We’re now working on proper large-scale projects, mass timber, architectural builds — and we’ve grown rapidly over the last few years, 35% year on year with plans to triple our growth over the next 12 months. Which, frankly, is enough.
We’ve gone from five people to a team of ten. We’re able to pay fair wages. And we’ve invested nearly three-quarters of a million quid into green kit that lets us do this properly.
Not bad for a rural workshop that started out making staircases (which we still love to do by the way).
The Help That Made It Possible
I’d be daft not to mention the help we’ve had along the way.
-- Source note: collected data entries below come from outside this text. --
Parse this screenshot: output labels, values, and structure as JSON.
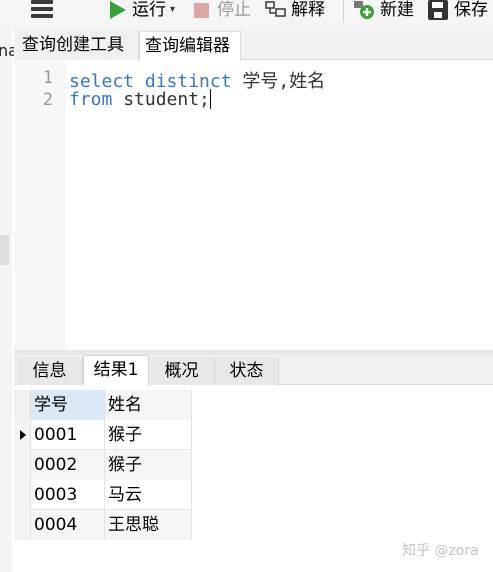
{
  "toolbar": {
    "run_label": "运行",
    "stop_label": "停止",
    "explain_label": "解释",
    "new_label": "新建",
    "save_label": "保存",
    "icons": [
      "menu-icon",
      "run-icon",
      "dropdown-caret-icon",
      "stop-icon",
      "explain-icon",
      "new-icon",
      "save-icon"
    ],
    "colors": {
      "run": "#3aa23a",
      "stop_disabled": "#dba8a8",
      "new": "#3aa23a"
    }
  },
  "left_strip": {
    "partial_text": "na"
  },
  "editor_tabs": [
    {
      "label": "查询创建工具",
      "active": false
    },
    {
      "label": "查询编辑器",
      "active": true
    }
  ],
  "editor": {
    "lines": [
      {
        "number": "1",
        "keyword": "select distinct",
        "rest": " 学号,姓名"
      },
      {
        "number": "2",
        "keyword": "from",
        "rest": " student;"
      }
    ],
    "keyword_color": "#3b76c2"
  },
  "result_tabs": [
    {
      "label": "信息",
      "active": false
    },
    {
      "label": "结果1",
      "active": true
    },
    {
      "label": "概况",
      "active": false
    },
    {
      "label": "状态",
      "active": false
    }
  ],
  "result_grid": {
    "columns": [
      "学号",
      "姓名"
    ],
    "rows": [
      [
        "0001",
        "猴子"
      ],
      [
        "0002",
        "猴子"
      ],
      [
        "0003",
        "马云"
      ],
      [
        "0004",
        "王思聪"
      ]
    ],
    "current_row_index": 0,
    "header_highlight_color": "#dbe8f6"
  },
  "watermark": "知乎 @zora"
}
Scottish Enterprise provided a grant that helped us invest in the sawmill with a target of growing our business and creating quality local jobs and we are well on the way to achieving that.
Scottish Forestry supported us with funding towards our Kiln at a time when this was just a plan on paper. And Opportunity North East closed the final cash gap.
THE ENERGY SAVING TRUST LIMITED backed us with a loan to help fund the biomass kiln. Without that, we’d have struggled to make the numbers work.
Business Gateway gave us, and continues to give us solid advice and helped us think through strategy.
And that’s the thing; Scotland’s an exceptional place to build a values-led business, if you’re doing it for the right reasons. There’s help there, but only if your plans are real
What I’ve Learned (The Hard Way)
Building a sustainable business isn’t about perfection. It’s about making decisions you can stand by. Sometimes that means slower growth. Sometimes it means sleepless nights over cash flow. Sometimes it means doing the thing that’s harder, because it’s better. But long term? It sets you apart.
Customers notice. Partners notice. And most importantly, your own team notices. And that’s what turns a small rural carpentry business into something bigger not just in size, but in impact.
And finally it’s about the small to medium (SME) business making the changes that quite frankly the larger companies struggle with. It’s easy to point the finger at the mega companies and corporations and say ‘you make the change’, but as SME’s we are so much more nimble, have less layers and can make quicker decisions. It’s up to us to show the way and not hang around for others to change!
Guy Phillips is the CEO of Highland Heritage Woodworks — a master carpentry, sawmill and cabin design & build business based in Northeast Scotland. They specialise in high-quality, sustainably sourced Scottish timber for carpentry, construction, cabins and architectural projects.